A vida como uma série de pequenos experimentos
Le Cunff defende que, em vez de traçar metas rígidas e de longo prazo, devemos encarar a vida como uma sucessão de pequenos experimentos. A ideia é alternar ciclos de ação, observação e reflexão, permitindo um aprendizado contínuo e a adaptação a um mundo em constante mudança. Essa abordagem, inspirada no método científico e na própria evolução da natureza, ajuda a reduzir o medo do fracasso e a promover o crescimento pessoal.
Curiosidade e incerteza como guias
Adotar a “mentalidade experimental” significa pensar como um cientista: guiar-se pela curiosidade, abraçar a incerteza e estar aberto a mudar de rota quando novas evidências surgem. Para quem busca uma nova carreira, por exemplo, a sugestão é realizar “micro experimentos”: conversar com profissionais de diferentes áreas semanalmente, em vez de tomar uma decisão definitiva de imediato. O objetivo é transformar dúvidas amplas em informações práticas e aprendizado progressivo.

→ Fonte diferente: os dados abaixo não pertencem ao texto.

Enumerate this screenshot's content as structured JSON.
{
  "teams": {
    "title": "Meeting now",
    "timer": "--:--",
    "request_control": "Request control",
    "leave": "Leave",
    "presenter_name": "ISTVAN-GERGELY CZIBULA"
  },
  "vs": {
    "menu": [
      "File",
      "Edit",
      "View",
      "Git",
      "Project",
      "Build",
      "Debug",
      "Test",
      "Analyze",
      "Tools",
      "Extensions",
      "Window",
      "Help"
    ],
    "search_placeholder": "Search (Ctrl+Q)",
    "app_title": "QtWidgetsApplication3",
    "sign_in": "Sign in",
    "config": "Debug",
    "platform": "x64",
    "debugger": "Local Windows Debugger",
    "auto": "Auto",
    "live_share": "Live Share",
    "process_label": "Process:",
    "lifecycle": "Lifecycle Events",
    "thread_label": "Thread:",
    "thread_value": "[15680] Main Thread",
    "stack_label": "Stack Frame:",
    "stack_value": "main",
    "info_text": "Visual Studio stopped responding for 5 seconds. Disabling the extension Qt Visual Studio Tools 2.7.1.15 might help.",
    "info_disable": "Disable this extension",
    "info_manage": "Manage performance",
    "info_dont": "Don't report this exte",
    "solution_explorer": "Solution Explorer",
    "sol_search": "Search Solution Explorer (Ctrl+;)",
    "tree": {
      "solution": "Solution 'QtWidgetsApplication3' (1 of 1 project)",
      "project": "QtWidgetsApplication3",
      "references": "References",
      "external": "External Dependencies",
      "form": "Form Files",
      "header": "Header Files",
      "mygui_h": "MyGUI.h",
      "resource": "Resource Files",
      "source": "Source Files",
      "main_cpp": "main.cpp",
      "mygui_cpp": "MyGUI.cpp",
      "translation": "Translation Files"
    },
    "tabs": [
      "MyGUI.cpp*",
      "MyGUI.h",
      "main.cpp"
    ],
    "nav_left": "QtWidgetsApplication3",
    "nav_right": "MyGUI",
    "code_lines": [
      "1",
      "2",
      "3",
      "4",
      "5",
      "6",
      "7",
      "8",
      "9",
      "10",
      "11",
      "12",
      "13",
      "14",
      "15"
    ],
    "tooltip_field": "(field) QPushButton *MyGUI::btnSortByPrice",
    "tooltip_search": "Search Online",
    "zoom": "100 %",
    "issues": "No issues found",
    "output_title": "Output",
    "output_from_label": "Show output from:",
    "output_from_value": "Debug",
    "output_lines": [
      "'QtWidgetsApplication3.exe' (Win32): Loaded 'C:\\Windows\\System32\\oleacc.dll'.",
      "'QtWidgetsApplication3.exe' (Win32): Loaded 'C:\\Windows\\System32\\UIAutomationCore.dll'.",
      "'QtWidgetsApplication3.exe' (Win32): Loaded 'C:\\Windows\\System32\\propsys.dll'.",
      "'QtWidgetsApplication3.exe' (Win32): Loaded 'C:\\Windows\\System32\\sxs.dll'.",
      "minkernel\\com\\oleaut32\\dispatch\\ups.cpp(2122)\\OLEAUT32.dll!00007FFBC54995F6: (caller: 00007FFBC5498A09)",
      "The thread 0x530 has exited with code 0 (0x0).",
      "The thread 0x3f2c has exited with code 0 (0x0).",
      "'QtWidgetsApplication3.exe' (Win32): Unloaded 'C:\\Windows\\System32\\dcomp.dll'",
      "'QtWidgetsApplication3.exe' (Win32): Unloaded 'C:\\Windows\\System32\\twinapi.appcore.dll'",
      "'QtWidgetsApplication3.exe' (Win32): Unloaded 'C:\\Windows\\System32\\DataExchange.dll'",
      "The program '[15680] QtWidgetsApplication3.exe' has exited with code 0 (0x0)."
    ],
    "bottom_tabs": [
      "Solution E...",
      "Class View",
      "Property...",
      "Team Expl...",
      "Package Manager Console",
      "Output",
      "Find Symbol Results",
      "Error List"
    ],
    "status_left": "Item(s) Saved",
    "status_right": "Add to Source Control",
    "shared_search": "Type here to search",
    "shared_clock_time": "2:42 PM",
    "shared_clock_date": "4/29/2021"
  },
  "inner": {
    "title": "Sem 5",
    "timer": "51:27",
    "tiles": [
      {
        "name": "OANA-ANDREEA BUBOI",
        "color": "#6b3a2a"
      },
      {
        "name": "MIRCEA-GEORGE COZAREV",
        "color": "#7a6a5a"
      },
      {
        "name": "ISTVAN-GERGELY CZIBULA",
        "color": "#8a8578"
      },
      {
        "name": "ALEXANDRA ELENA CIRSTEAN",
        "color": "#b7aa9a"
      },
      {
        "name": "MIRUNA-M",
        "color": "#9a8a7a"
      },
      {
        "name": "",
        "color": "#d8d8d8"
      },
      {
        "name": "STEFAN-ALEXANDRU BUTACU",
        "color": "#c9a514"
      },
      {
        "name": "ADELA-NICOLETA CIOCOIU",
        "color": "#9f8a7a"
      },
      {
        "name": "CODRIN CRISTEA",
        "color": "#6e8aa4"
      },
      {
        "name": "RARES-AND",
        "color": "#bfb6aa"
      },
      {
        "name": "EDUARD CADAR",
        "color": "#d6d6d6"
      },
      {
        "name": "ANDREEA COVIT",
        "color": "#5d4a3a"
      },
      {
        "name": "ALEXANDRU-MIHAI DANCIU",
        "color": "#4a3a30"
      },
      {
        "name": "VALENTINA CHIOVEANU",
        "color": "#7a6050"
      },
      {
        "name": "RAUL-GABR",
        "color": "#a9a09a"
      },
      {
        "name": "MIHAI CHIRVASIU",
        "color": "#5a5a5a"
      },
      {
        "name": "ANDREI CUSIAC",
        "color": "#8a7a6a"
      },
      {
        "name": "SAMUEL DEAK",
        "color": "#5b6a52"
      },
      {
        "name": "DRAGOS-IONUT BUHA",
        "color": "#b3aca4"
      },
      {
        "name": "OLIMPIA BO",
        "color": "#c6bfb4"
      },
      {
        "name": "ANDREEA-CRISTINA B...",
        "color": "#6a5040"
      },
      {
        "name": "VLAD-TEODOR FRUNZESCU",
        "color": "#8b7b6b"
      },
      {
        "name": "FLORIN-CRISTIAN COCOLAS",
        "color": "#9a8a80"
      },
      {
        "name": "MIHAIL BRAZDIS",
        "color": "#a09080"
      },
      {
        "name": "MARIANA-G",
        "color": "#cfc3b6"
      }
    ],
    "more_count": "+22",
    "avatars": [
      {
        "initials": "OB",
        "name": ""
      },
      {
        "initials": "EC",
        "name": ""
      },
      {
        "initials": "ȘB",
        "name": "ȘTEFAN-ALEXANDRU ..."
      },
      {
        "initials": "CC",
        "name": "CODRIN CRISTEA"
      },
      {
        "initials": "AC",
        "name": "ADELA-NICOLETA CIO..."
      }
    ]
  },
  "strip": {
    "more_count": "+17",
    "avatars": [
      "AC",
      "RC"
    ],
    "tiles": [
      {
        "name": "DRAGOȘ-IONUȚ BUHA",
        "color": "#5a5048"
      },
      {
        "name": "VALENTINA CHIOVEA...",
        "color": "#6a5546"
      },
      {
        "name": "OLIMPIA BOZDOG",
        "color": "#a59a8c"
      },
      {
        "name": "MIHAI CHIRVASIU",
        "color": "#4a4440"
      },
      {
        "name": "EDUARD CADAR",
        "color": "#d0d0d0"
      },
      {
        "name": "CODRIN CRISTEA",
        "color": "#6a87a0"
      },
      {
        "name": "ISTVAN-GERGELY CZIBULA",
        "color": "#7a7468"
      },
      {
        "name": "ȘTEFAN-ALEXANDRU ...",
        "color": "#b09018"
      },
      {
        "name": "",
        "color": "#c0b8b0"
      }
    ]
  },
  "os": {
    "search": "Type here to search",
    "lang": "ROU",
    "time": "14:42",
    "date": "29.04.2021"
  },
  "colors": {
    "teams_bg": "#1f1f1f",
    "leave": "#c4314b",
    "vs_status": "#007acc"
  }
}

Reduzindo a pressão por resultados
A fórmula da experimentação pode ser aplicada a diversas áreas da vida. Quer entrar em forma? Em vez de se inscrever em uma academia de alta performance, experimente caminhadas curtas após o almoço e observe como seu corpo e sua rotina reagem. Até a procrastinação pode ser vista como uma ferramenta de diagnóstico: ao evitar uma tarefa, teste mudanças como reduzir o tempo dedicado ou simplificar a atividade. O foco não é acertar sempre, mas sim coletar dados, aprender e adaptar-se, transformando a incerteza em algo energizante.
Adeus, planos rígidos; olá, descobertas dinâmicas
Os planos de longo prazo, segundo Le Cunff, oferecem uma falsa sensação de controle em um mundo imprevisível. Em vez de tentar prever o futuro, a proposta é testar o presente. Substituir metas fixas por “pactos” de curto prazo transforma o sucesso de um destino para um processo dinâmico de descoberta pessoal, impulsionado pela curiosidade, pela adaptação e pelo autoconhecimento.